How the Vision Transformer (ViT) works in 10 minutes: an image is worth 16x16 words

This time I am going to be sharp and short. In 10 minutes I will indicate the minor modifications of the transformer architecture for image classification.

Since it is a follow-up article feel free to advise my previous articles on Transformer and attention if you don’t feel that comfortable with the terms.

Now, ladies and gentlemen, you can start your clocks!

Transformers lack the inductive biases of Convolutional Neural Networks (CNNs), such as translation invariance and a locally restricted receptive field. You probably heard that before.

But what does it actually mean?

Well, invariance means that you can recognize an entity (i.e. object) in an image, even when its appearance or position varies.
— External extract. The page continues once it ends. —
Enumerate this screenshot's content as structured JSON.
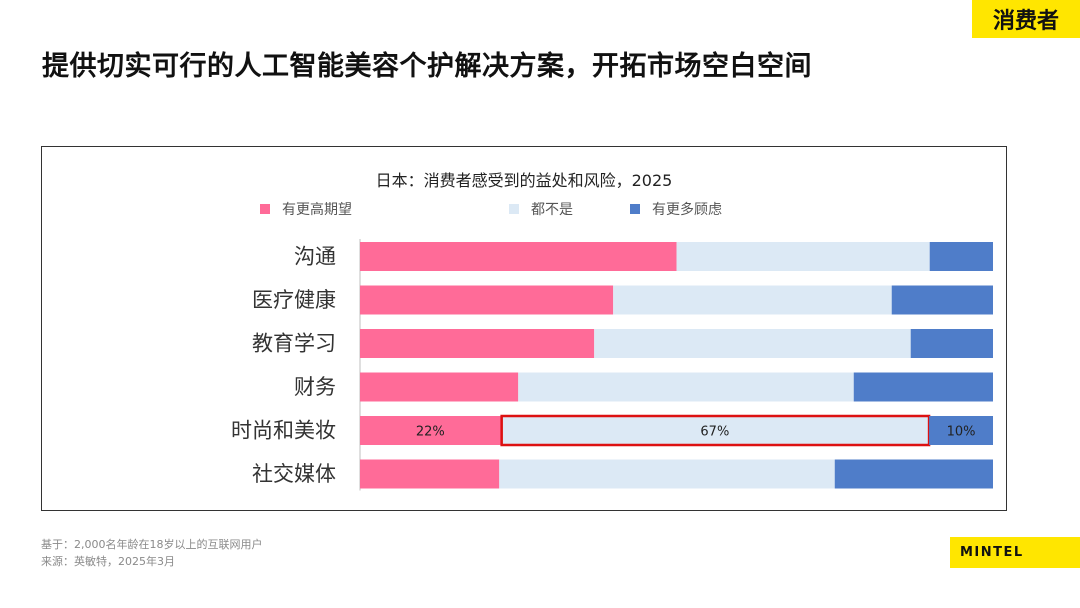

Translation in computer vision implies that each image pixel has been moved by a fixed amount in a particular direction.

Moreover, remember that convolution is a linear local operator. We see only the neighbor values as indicated by the kernel.

On the other hand, the transformer is by design permutation invariant. The bad news is that it cannot process grid-structured data. We need sequences! To this end, we will convert a spatial non-sequential signal to a sequence!

Let’s see how.

How the Vision Transformer works in a nutshell

The total architecture is called Vision Transformer (ViT in short). Let’s examine it step by step.

Split an image into patches
Flatten the patches
Produce lower-dimensional linear embeddings from the flattened patches
Add positional embeddings
Feed the sequence as an input to a standard transformer encoder
Pretrain the model with image labels (fully supervised on a huge dataset)
Finetune on the downstream dataset for image classification

vision-tranformer-gif Source: Google AI blog

Image patches are basically the sequence tokens (like words). In fact, the encoder block is identical to the original transformer proposed by Vaswani et al. (2017) as we have extensively described:

The well-know transformer block. Image by Alexey Dosovitskiy et al 2020. Source:An Image is Worth 16x16 Words: Transformers for Image Recognition at Scale

The only thing that changes is the number of those blocks. To this end, and to further prove that with more data they can train larger ViT variants, 3 models were proposed:

Alexey Dosovitskiy et al 2020. Source:An Image is Worth 16x16 Words: Transformers for Image Recognition at Scale

Heads refer to multi-head attention, while the MLP size refers to the blue module in the figure. MLP stands for multi-layer perceptron but it's actually a bunch of linear transformation layers.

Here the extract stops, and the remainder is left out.